The ability of retroviral vectors to stimulate EIAV-specific CTL in vivo was also examined. There is a paucity of information regarding the use of retroviral vectors in vivo for induction of antiviral immune responses, as only four studies have been reported (14, 16, 49, 52). A preliminary study utilizing five EIAV-negative horses was undertaken to determine if intramuscular inoculation with a mixture of vLGSN and vLGP90SN could induce CTL. Of five horses inoculated, one, H555, developed EIAV-specific CTL. These results are in contrast to results obtained in murine and nonhuman primate models (14, 16, 49) but similar to results of a study in humans (52). Though retroviral vectors have multiple advantages with regard to antigen presentation, hurdles exist for efficient in vivo transduction and immune stimulation. Stable transduction is most efficient when cells enter S phase immediately following vector uptake, allowing for integration into the host cell chromosome (32). Induction and timing of S phase are difficult in myocytes that normally reside in G0 but were attempted in this study through the use an acidic (pH 4.2) local anesthetic, Bupivicaine. It is possible that lack of detectable CTL induction in four of five animals was due to improper timing of pretreatment of injection sites, resulting in poor transduction efficiency. Another explanation may be that since retroviral vectors do not perturb host cell machinery, transduced cells may not be recognized as infected, evidenced by the lack of NK-like activity in CTL assays. This may result in only the protein of interest being expressed, without stimulation of the cytokines IL-2, IL-12, and gamma interferon, which have been demonstrated as being important for CTL activation. Polycistronic expression vectors encoding for these important costimulatory molecules may help to overcome this possible shortcoming.

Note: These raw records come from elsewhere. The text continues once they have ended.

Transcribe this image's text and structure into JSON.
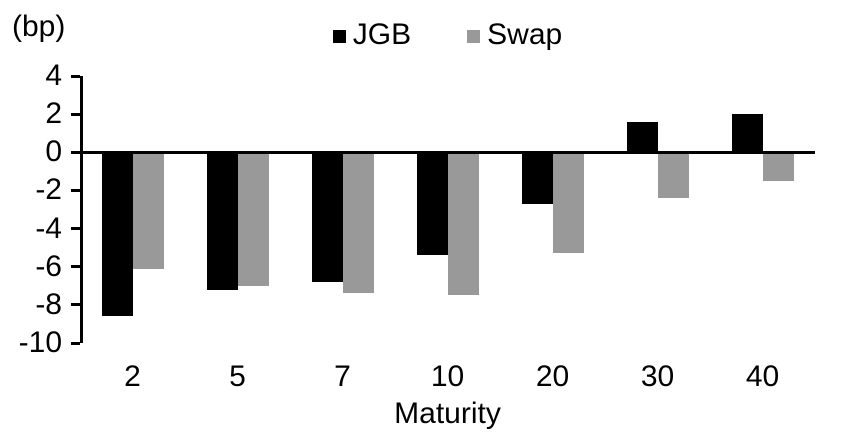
{
  "chart_data": {
    "type": "bar",
    "title": "",
    "ylabel": "(bp)",
    "xlabel": "Maturity",
    "categories": [
      "2",
      "5",
      "7",
      "10",
      "20",
      "30",
      "40"
    ],
    "series": [
      {
        "name": "JGB",
        "color": "#000000",
        "values": [
          -8.6,
          -7.2,
          -6.8,
          -5.4,
          -2.7,
          1.6,
          2.0
        ]
      },
      {
        "name": "Swap",
        "color": "#999999",
        "values": [
          -6.1,
          -7.0,
          -7.4,
          -7.5,
          -5.3,
          -2.4,
          -1.5
        ]
      }
    ],
    "ylim": [
      -10,
      4
    ],
    "yticks": [
      4,
      2,
      0,
      -2,
      -4,
      -6,
      -8,
      -10
    ],
    "ytick_step": 2,
    "grid": false,
    "legend_position": "top-center",
    "background_color": "#ffffff",
    "axis_color": "#000000"
  }
}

In conclusion, these studies have further demonstrated the utility of retroviral vectors in dissection of CTL responses in vitro. Retroviral vectors expressing EIAV Gag/Pr and SU and using the GALV Env for internalization transduced EK cells which were efficiently lysed by EIAV-specific CTL. These results confirmed CTL activity to EIAV Gag/Pr proteins and provided information regarding CTL epitope localization by demonstrating CTL reactivity to the SU protein of EIAV. Finally, preliminary studies confirmed that even though methods to enhance responses to their expressed proteins may be needed, retroviral vectors have the potential of eliciting virus-specific CTL.
We acknowledge the technical assistance of Emma Karel, Eldon Libstaff, and David Auyong.
This research was supported in part by National Institute of Health grants AI01260 and AI24291 and by AVMA Research Foundation grant 95-11.